While our results and discussion have emphasized that financial incentives can fail to promote contributions to public goods, they do not always fail43,86, nor are they always expected to. The literature points to two key conditions that reduce the likelihood financial incentives will work. The first is whether the behavior involves a contribution to the public good. Particularly for contributions to public goods, one should be cautious when considering employing financial incentives. If, however, the behavior in question involves a mostly personal decision (e.g., whether to lose weight 87, go to the gym 88, sleep more 89, or to be screened for cancer90) then there are fewer concerns with using financial incentives. This is because non-financial motivations such as reputation are particularly important in motivating contributions to public goods91,92,93, and these can be ‘crowded out’ by financial incentives27,28,29. This is admittedly complicated by the fact that the same behavior may simultaneously involve private benefits while also being a contribution to the public good, as is the case for vaccination59; when this is the case, one should try to anticipate people’s motivations, e.g., whether most people are primarily motivated to protect themselves from COVID-19, or whether they are not so worried about COVID-19 for themselves, and might instead be motivated by the protective effects of vaccination on others, and the potential to achieve herd immunity.
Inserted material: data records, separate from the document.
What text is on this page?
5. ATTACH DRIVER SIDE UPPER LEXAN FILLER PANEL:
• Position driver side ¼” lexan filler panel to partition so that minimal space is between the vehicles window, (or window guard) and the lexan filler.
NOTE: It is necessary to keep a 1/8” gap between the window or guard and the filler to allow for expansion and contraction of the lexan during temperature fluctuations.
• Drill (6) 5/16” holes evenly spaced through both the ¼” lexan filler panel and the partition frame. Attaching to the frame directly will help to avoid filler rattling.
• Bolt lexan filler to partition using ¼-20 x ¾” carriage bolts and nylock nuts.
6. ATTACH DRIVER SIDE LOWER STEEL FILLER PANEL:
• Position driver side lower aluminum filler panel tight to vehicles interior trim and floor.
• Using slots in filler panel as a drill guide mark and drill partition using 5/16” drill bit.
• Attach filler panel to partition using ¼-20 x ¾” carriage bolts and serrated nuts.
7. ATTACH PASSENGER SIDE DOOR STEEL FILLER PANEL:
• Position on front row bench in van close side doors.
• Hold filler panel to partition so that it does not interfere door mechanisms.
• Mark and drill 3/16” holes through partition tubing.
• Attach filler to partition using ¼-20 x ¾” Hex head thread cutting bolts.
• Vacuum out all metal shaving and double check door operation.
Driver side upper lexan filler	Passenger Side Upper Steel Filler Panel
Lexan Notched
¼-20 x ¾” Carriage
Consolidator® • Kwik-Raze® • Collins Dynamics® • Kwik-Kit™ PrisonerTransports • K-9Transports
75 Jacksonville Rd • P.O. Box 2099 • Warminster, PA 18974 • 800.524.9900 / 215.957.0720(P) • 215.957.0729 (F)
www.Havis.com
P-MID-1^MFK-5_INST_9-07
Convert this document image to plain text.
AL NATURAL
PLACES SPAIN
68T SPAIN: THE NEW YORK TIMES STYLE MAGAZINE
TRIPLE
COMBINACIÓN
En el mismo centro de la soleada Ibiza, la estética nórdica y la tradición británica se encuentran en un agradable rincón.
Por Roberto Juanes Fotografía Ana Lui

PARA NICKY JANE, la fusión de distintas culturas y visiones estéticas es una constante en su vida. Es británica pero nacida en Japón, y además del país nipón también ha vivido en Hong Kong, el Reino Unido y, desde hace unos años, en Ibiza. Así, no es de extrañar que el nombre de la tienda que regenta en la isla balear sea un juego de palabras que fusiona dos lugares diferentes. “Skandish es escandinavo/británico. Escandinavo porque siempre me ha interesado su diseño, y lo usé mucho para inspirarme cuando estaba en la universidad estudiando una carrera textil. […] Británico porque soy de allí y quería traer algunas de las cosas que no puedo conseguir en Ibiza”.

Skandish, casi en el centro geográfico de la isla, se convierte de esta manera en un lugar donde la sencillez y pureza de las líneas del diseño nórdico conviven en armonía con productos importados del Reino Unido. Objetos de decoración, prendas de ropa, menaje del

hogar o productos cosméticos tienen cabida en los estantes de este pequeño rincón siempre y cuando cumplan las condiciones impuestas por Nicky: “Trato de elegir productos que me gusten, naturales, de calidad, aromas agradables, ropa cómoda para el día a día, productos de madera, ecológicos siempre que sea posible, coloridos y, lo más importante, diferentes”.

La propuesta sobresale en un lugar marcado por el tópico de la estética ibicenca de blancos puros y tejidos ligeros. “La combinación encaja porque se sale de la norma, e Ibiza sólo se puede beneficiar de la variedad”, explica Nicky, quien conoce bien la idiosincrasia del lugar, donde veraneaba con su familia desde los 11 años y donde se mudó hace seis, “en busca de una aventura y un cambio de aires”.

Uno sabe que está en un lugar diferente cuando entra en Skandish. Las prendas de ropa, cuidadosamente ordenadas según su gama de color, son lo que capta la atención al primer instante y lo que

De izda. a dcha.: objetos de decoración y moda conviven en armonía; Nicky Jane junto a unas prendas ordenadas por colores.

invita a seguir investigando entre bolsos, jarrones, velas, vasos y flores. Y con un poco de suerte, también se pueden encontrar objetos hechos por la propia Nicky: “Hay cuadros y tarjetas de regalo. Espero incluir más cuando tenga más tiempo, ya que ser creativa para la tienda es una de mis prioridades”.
Second, the literature points to small financial incentives as particularly likely to fail or backfire. To quote the title of one well-known paper, it is advised to “pay enough or don’t pay at all” 28. This is because, to be effective, incentives must be sufficiently large to not only compensate individuals for the costs—in time, effort, discomfort, etc.—of contributing to the public good, but also to make up for the fact that these incentives undermine other, non-financial motives for contributing. Relatively large incentives have been shown to work where smaller incentives fail. For instance, in a field experiment, paying volunteers 1% of the revenue they raised led them to work less hard than when they received no payment, but paying 10% of revenue increased their effort28. Many of the financial incentives for adoption of electric vehicles and energy-efficient technologies in the U.S., Europe, and Asia are quite large (e.g., Germany offers a subsidy of up to 6,000 Euros per electric vehicle). Such large subsidies are likely large enough to be effective; in the past, incentives of this magnitude have been successful at motivating uptake of hybrid and electric vehicles94,95, as well as energy efficiency technologies such as heat pumps96.

Ethics

The Zeppelin University ethics committee reviewed and approved this study on 29th October 2022. All vaccination events were conducted in strict adherence to the vaccination procedures stipulated by the German public health authorities, which includes a mandatory consultation by a doctor prior to vaccination and the participant’s signed confirmation of consent to get vaccinated. The Zeppelin University ethics committee waived participants’ informed consent as it relates to being included in the study and the collection of data as to whether or not a participant was observed consenting to be vaccinated at the public event. The study was performed in accordance with relevant guidelines and regulations.